Hi everyone,
everytime I enter a new text for translation, when WB does its segmentation, I always end up with a great deal of tiny segments thanks to abreviations such as Mr., Mrs. or art. and such appear (In portuguese, Sr. Sra. and so on), and I was wondering how I could edit the SRX segmentation rules file (which we can get under Settings->segmentation rules), and successfully (re)upload it.
I have been able to extract the file (Portuguese(pt) for me), understand (at least I think I did) how the rules work (the xml language) but I am not sure whether in the end I should load a .txt document (which I uploaded, but nothing really changed) or a .xml (which I tried and got a message saying: "The uploaded file does not comply with SRX standards") or any other type of document in order for this operation to work.
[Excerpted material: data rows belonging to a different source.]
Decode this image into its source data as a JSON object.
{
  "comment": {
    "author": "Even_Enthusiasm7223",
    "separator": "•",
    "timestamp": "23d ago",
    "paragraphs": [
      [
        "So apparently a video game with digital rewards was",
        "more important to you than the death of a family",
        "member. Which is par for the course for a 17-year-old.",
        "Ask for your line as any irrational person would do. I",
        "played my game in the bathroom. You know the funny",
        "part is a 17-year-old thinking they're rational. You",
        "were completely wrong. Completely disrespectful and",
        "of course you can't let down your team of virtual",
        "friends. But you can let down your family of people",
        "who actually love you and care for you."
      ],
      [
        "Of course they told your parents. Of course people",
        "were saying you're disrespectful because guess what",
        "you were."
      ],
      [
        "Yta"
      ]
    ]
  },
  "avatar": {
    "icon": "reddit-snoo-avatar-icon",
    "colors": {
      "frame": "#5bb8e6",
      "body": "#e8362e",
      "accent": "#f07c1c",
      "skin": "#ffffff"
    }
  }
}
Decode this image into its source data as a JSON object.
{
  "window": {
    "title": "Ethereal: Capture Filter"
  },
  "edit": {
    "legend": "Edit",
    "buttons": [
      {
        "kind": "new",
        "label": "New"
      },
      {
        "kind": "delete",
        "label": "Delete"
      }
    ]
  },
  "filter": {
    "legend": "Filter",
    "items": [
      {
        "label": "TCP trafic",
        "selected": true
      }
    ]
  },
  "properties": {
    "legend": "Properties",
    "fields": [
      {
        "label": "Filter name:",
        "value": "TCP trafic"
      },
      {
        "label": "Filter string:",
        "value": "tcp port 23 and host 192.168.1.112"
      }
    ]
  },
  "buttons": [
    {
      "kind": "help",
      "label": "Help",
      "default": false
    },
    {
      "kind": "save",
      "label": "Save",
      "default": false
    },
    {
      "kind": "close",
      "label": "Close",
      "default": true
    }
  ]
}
could you be so kind as to help me on this matter? Right now I don't know anymore if the problem is the file extension I use or the xml language that is not correct... or am I doing all the necessary steps to complete this operation?
Thank you for your help!
5 comments
-
Claudia Del Castillo Hi, Ive just received an answer on this
-
Sales Here is an extract form the ticket :
If you want to apply these exceptions to all the languages you have to change the "Language independent" SRX rules.
To do this you have to:
- Navigate to Settings > Configure (in front of "Segmentation Rules");
- Click on "View" in front of the default "Language independent" rules to download them;
- Open the file with a text editor (for instance Notepad++);
- Add the exceptions rules on the top of the other rules. Please note that by "on top" don't mean on top of the file but on the top on the "rule" nodes (please view attachment).The rules to add should look like:
<rule break="no">
<beforebreak>Mr\.</beforebreak>
<afterbreak></afterbreak>
</rule>The rule above is to not split on "Mr.". In order to exclude other abbreviations you just have replace "Mr".
Then you have to upload your file on Wordbee. You can edit the current default rules by using the "edit" button. Or you can add a new set of rules by using the "Add new" button. If you use the first option (edit) I would recommend you to do a copy of your current rules, just in case.
Regards,
Brahim
-
Joao Gaspar Thank you very much!
I wil try it and give some feedback as soon as I can.
-
Joao Gaspar Thanks Claudia and Brahim, things are way smoother right now. I still have trouble with the "Nº." abbreviation, I can't get anything with this one. Maybe because of the "º" symbol?
Anyway, much much better!
-
Jessica Liu Hi Joao,
May I ask which SRX editor are you using?